VI

It is quite true, however, that Tiepolo was not primarily a devotional painter. He was first of all a great decorative artist, a master of emotion in motion, and it probably mattered little to him whether he was called on to express the passion of Saint Theresa or of Cleopatra. This does not imply that he executed his task indifferently. Whatever it was, he threw into it the whole force of his vehement imagination and incomparable maestria; but what he saw in it, whether it was religious or worldly, was chiefly, no doubt, the opportunity to obtain new effects of light and line.

If he had a special bent, it was perhaps toward the depicting of worldly pageants. In the Labia palace on the Canareggio, a building in which Cominelli, the ablest Venetian architect of the eighteenth century, nobly continued the “grand manner” of Sansovino and Scamozzi, Tiepolo found an unequalled opportunity for the exercise of this side of his talent. Here, in the lofty saloon of the piano nobile, he painted the loves of Antony and Cleopatra transposed to the key of modern patrician life. He first covered the walls with an architectural improvisation of porticoes, loggias and colonnades, which might have been erected to celebrate the “triumph” of some magnificent Este or Gonzaga. In this splendid setting he placed two great scenes: Cleopatra melting the pearl, and Antony and Cleopatra landing from their barge; while every gallery, balcony and flight of steps is filled with courtiers, pages and soldiers, with dwarfs and blackamoors holding hounds in leash, and waiting-maids and lacqueys leaning down to see the pageant.

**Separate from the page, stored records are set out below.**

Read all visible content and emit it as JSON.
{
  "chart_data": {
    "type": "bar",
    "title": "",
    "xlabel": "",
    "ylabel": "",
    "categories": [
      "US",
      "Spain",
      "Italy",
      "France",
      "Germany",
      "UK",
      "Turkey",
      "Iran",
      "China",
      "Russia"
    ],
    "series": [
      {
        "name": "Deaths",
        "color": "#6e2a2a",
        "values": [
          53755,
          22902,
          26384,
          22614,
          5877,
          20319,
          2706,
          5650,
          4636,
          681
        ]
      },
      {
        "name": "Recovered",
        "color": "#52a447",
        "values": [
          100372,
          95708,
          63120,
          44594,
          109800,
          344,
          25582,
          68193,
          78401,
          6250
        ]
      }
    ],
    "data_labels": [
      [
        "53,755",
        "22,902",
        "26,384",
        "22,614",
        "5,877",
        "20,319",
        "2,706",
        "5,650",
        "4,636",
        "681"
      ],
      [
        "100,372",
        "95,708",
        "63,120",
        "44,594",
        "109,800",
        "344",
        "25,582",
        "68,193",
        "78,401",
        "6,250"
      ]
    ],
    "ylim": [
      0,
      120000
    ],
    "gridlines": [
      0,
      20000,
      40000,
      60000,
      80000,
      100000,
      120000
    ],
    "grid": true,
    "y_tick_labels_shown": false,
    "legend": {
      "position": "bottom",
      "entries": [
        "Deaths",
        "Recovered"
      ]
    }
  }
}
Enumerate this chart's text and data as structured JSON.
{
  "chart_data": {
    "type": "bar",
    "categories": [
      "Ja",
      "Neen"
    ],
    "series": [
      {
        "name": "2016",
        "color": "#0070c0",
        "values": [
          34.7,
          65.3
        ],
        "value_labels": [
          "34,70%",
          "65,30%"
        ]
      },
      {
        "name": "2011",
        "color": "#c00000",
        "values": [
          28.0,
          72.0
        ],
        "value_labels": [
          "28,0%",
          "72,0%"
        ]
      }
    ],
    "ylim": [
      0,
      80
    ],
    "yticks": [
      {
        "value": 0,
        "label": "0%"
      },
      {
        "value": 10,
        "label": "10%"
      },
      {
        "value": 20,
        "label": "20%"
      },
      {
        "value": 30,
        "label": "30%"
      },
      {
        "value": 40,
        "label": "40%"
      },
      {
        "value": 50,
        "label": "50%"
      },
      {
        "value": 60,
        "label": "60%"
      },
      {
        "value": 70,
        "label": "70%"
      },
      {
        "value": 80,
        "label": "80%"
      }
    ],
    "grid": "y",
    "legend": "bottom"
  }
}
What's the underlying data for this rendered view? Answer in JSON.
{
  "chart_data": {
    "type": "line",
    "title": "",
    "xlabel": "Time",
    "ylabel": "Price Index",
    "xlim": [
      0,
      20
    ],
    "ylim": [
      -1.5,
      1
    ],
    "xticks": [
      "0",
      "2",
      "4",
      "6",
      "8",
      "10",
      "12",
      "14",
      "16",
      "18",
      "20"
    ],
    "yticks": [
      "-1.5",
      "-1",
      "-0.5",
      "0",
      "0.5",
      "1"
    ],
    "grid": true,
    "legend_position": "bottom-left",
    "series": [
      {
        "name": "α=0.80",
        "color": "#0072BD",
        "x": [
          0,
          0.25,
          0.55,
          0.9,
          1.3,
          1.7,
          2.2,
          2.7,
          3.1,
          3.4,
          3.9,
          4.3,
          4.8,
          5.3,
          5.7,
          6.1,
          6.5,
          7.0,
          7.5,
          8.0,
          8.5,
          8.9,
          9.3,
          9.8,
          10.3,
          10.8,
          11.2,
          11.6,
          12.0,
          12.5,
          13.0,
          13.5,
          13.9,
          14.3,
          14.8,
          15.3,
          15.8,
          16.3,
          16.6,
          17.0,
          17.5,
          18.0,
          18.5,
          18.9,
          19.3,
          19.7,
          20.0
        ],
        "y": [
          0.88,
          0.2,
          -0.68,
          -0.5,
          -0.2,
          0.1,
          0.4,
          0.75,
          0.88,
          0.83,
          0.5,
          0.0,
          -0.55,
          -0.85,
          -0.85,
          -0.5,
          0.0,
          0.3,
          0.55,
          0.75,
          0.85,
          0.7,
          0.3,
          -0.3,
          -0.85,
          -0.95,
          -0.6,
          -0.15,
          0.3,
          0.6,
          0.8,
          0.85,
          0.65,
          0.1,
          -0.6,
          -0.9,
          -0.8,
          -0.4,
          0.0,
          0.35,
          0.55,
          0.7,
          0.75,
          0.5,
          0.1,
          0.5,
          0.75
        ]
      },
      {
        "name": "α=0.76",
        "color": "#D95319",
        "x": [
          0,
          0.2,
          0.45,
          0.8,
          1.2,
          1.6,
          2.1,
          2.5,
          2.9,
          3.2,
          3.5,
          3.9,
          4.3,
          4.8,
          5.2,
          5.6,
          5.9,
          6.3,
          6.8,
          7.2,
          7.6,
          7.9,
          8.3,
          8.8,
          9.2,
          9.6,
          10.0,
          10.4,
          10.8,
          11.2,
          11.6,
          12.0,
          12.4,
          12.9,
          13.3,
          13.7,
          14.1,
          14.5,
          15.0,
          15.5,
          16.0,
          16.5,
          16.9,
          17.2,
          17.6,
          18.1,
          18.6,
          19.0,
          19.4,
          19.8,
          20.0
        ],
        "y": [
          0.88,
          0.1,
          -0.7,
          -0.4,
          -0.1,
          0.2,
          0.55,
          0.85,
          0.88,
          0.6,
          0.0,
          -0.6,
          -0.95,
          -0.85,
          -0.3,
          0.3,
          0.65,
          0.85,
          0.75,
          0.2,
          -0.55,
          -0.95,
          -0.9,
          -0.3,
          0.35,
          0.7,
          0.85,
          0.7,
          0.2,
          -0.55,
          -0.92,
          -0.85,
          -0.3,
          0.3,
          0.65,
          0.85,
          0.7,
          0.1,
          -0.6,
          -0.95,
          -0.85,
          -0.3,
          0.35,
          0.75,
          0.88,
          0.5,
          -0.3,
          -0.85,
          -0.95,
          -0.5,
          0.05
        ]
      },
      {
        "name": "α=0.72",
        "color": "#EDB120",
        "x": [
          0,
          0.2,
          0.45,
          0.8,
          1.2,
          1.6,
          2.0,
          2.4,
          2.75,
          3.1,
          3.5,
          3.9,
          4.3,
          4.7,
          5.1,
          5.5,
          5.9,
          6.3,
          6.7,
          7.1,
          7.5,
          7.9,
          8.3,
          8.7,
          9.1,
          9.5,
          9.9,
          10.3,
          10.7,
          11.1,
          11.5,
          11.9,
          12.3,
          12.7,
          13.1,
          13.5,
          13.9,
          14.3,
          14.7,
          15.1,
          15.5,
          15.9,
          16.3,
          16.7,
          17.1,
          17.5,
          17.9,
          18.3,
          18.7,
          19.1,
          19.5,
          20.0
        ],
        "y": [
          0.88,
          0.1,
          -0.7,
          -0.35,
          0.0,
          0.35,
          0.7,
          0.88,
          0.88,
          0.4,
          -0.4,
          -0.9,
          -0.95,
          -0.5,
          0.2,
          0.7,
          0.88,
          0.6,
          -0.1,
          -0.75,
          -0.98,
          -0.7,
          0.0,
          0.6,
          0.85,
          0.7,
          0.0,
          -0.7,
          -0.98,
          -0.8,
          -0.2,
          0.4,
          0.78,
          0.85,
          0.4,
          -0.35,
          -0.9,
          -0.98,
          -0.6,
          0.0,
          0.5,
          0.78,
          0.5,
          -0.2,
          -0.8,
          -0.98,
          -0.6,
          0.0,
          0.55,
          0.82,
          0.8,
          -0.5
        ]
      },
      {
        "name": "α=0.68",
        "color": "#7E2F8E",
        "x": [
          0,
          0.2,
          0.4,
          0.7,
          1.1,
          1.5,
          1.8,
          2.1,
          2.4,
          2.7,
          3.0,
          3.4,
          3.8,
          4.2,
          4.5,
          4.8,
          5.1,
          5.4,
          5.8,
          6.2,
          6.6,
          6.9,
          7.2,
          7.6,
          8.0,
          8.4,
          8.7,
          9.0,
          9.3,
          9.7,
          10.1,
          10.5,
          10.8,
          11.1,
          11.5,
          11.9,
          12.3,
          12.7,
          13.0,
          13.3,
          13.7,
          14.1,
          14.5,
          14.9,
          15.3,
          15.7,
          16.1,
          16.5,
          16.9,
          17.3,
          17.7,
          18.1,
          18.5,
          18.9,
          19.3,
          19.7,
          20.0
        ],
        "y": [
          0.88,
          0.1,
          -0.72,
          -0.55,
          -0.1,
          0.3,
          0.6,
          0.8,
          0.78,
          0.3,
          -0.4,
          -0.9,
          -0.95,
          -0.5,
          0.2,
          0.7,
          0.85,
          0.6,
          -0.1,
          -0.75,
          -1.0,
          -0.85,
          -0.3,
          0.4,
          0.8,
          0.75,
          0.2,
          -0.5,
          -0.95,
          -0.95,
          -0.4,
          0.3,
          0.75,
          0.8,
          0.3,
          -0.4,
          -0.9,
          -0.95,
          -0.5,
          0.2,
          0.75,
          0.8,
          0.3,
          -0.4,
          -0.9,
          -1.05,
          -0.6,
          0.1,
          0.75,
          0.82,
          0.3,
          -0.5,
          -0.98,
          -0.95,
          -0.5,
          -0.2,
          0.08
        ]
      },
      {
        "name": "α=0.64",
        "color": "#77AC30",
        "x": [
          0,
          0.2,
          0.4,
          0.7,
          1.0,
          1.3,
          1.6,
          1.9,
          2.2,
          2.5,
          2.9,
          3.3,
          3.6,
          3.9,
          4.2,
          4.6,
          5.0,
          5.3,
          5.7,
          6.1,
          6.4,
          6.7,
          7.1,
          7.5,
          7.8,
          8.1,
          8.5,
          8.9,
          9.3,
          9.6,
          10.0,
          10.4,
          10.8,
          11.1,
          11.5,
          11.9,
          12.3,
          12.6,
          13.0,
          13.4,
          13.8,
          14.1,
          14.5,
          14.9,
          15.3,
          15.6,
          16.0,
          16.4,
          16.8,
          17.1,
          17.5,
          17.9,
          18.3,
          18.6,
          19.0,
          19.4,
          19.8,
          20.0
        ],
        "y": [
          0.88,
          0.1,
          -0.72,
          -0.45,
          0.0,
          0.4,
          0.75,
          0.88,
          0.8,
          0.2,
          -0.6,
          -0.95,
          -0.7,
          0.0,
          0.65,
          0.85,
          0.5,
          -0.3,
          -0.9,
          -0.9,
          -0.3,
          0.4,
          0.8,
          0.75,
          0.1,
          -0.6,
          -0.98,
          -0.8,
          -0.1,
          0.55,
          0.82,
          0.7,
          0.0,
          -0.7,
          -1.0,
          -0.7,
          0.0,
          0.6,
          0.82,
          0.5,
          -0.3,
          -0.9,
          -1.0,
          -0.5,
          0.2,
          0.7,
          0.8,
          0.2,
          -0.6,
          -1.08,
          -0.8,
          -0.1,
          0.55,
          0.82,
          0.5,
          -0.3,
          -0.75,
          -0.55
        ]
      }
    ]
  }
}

From this throng of figures the principal characters detach themselves with a kind of delicate splendour. Royal Egypt,

On her neck the small face buoyant, like a bell-flower on its bed,

in her brocaded gown of white and gold, with a pearl collar about her throat, and a little toy spaniel playing at her feet, is an eighteenth-century Dogaressa; Antony is a young Procurator travestied as a Roman hero; while the turbaned black boy, the maid-servants, the courtiers, the pages, are all taken sur le vif from some brilliant rout in a Pisano or Mocenigo palace. And yet—here comes the wonder—into these “water-flies” and triflers of his day, the ladies engrossed in cards and scandal, the abatini preoccupied with their acrostics, the young nobles intriguing with the prima amorosa of San Moisè or engaged in a sentimental correspondence with a nun of Santa Chiara—into this throng of shallow pleasure-seekers Tiepolo has managed to infuse something of the old Roman state. As one may think of Dante beneath the vault of the Gesuati, one may recall Shakespeare in the presence of these rouged and powdered Venetians. The scene of the landing suggests with curious vividness the opening scene of “Antony and Cleopatra”—

Look where they come!
The triple pillar of the world transformed
Into a strumpet’s fool—

and one can almost hear the golden Antony, as he brushes aside the importunate Roman messengers, whispering to his Queen: “What sport to-night?”

Still more Shakespearian is the scene of the pearl. Cleopatra, enthroned in state at the banqueting-table, lifts one hand to drop the jewel into her goblet, and in her gesture and her smile are summed up all the cruel grace of the “false soul of Egypt.” It is Tiepolo’s best praise that such phrases and associations as these are evoked by his art, and that, judged from the painter’s standpoint, it recalls the glory of another great tradition. Studied in the light of Venetian painting, Tiepolo is seen to be the direct descendant of Titian and Veronese. If the intervening century has taken something from the warmth of his colour, leaving it too often chalky where that of the Renaissance was golden, he has recovered the lines, the types and the radiant majesty of the Venetian cinque cento, and Veronese’s Venice Enthroned, in the Ducal Palace, is the direct forbear of his Virgins and Cleopatras.